Herneyse gel zaman, git zaman evlendim ve kızım dünyaya geldi. Bir taraftan iş hayatına dönmek istiyorum, bir taraftan da minik kızımı emanet edebileceğim bir bakıcı arıyorum. Ne gezer aylar oldu ve ben halâ aradığım bakıcıyı bulamamış, daha doğrusu bir türlü güvenip de işe başlatamamıştım.
Zaman geçti. Doğum iznim ve senelik iznim bitti. Akabinde ücretsiz izne çıktım ama o da belirli bir zaman sonra kabul görmeyince hiç düşünmeden, pek de üzülmeden istifa etme kararı aldım.
Her ne kadar çalışmayı, üretmeyi ve para kazanmayı çok sevsem de, vicdan ve kariyer karşılaştırmasında, vicdanım daha baskın çıktı. Kızımı güven problemi yaşadıgım birilerine emanet etmektense iş hayatından feragat etmek daha işime geldi.
Belki şanslıyımdır kızımla beraber vakit geçirip büyümesini an ve an izliyorum. Belki de o kadar şanslı değilimdir, yıllarca okuyup çalışıp kariyer konusunda ara verip köreliyorum.
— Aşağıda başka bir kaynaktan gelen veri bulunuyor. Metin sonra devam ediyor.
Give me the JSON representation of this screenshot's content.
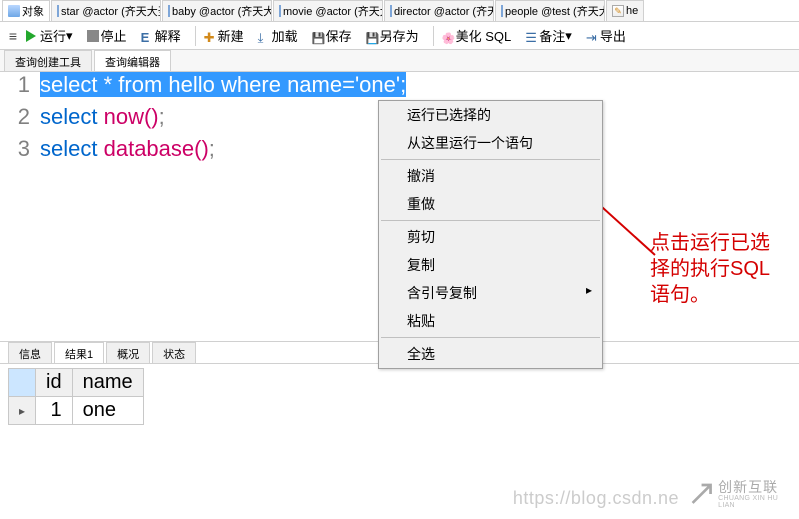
{
  "top_tabs": [
    {
      "label": "对象",
      "kind": "obj",
      "active": true
    },
    {
      "label": "star @actor (齐天大圣...",
      "kind": "table"
    },
    {
      "label": "baby @actor (齐天大...",
      "kind": "table"
    },
    {
      "label": "movie @actor (齐天大...",
      "kind": "table"
    },
    {
      "label": "director @actor (齐天...",
      "kind": "table"
    },
    {
      "label": "people @test (齐天大...",
      "kind": "table"
    },
    {
      "label": "he",
      "kind": "query"
    }
  ],
  "toolbar": {
    "menu": "≡",
    "run": "运行",
    "stop": "停止",
    "explain": "解释",
    "new": "新建",
    "load": "加载",
    "save": "保存",
    "saveas": "另存为",
    "beauty": "美化 SQL",
    "note": "备注",
    "export": "导出"
  },
  "sub_tabs": {
    "builder": "查询创建工具",
    "editor": "查询编辑器"
  },
  "editor_lines": {
    "l1_select": "select",
    "l1_star": " * ",
    "l1_from": "from",
    "l1_sp": " ",
    "l1_tbl": "hello",
    "l1_sp2": " ",
    "l1_where": "where",
    "l1_sp3": " ",
    "l1_col": "name",
    "l1_eq": "=",
    "l1_str": "'one'",
    "l1_sc": ";",
    "l2_select": "select",
    "l2_sp": " ",
    "l2_func": "now()",
    "l2_sc": ";",
    "l3_select": "select",
    "l3_sp": " ",
    "l3_func": "database()",
    "l3_sc": ";"
  },
  "line_numbers": {
    "l1": "1",
    "l2": "2",
    "l3": "3"
  },
  "context_menu": {
    "run_selected": "运行已选择的",
    "run_from_here": "从这里运行一个语句",
    "undo": "撤消",
    "redo": "重做",
    "cut": "剪切",
    "copy": "复制",
    "copy_quoted": "含引号复制",
    "paste": "粘贴",
    "select_all": "全选"
  },
  "annotation": "点击运行已选择的执行SQL语句。",
  "result_tabs": {
    "info": "信息",
    "result1": "结果1",
    "profile": "概况",
    "status": "状态"
  },
  "grid": {
    "col_id": "id",
    "col_name": "name",
    "row1_id": "1",
    "row1_name": "one",
    "marker": "▸"
  },
  "footer": {
    "url": "https://blog.csdn.ne",
    "logo_big": "创新互联",
    "logo_small": "CHUANG XIN HU LIAN"
  }
}
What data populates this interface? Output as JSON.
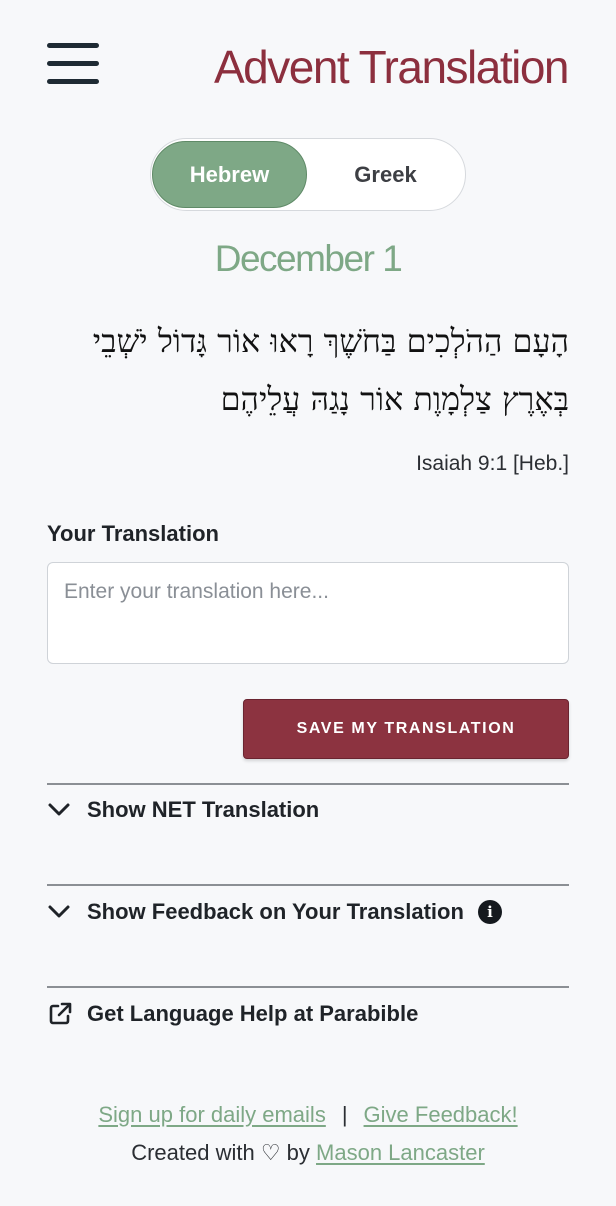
{
  "header": {
    "title": "Advent Translation",
    "menu_icon": "hamburger-menu-icon"
  },
  "language_toggle": {
    "options": [
      "Hebrew",
      "Greek"
    ],
    "selected": "Hebrew"
  },
  "passage": {
    "date": "December 1",
    "text": "הָעָם הַהֹלְכִים בַּחֹשֶׁךְ רָאוּ אוֹר גָּדוֹל יֹשְׁבֵי בְּאֶרֶץ צַלְמָוֶת אוֹר נָגַהּ עֲלֵיהֶם",
    "reference": "Isaiah 9:1 [Heb.]"
  },
  "translation_form": {
    "label": "Your Translation",
    "placeholder": "Enter your translation here...",
    "value": "",
    "save_label": "SAVE MY TRANSLATION"
  },
  "sections": [
    {
      "label": "Show NET Translation",
      "icon": "chevron-down-icon"
    },
    {
      "label": "Show Feedback on Your Translation",
      "icon": "chevron-down-icon",
      "extra_icon": "info-icon"
    },
    {
      "label": "Get Language Help at Parabible",
      "icon": "external-link-icon"
    }
  ],
  "footer": {
    "signup_link": "Sign up for daily emails",
    "separator": "|",
    "feedback_link": "Give Feedback!",
    "created_prefix": "Created with ♡ by",
    "author_link": "Mason Lancaster"
  },
  "colors": {
    "accent_maroon": "#8c2f3e",
    "accent_green": "#7ea886",
    "background": "#f7f8fa"
  }
}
Ne de olsa dünya yamyamların dünyası. Beraber aynı sırada okuduğunuz, yediğiniz, içtiginiz dostunuzu bile düşman veya rakip yaptıracak kadar kalleş bir dünya.
Evet
Anne olan milyonlarca kadının iç hesaplaşması aslında bu.
İşten ayrıldıktan kısa bir süre sonra kendimi boşlukta hissetmeye başladım. Artık sabah erken kalkıp işe gitmiyordum. Veya bakmak zorunda olduğum mailler, bitirmek zorunda kaldığım tablolar, cevaplamak zorunda olduğum susmayan telefonlar yoktu hayatımda.
Evdeydim. Yeni doğmuş kızımı uyutmaya çalışıyordum. Telefon sesi, klavye sesi, insan sesi, koridorda çınlayan topuklu ayakkabı sesi yoktu.
Öyleki bir ara kendimi işe yaramaz, vasıfsız bir ev kadını gibi hissettim. Sanki ev kadını olmak kötü bir şeymiş gibi. Sonra bu düşüncemden dolayı utandım. Ne yapıyordum ben? Hayatta en masum, en güzel ve en değerli varlık karşında uyuyor ve sen mutsuz olmaya çalışıyorsun diye kızdım kendime.
Sonra düşünmeye başladım. Düşündükçe okumaya ve okudukça, sorgulamaya başladım. Sorguladıkça daha çok kızdım ve daha çok görmeye başladım.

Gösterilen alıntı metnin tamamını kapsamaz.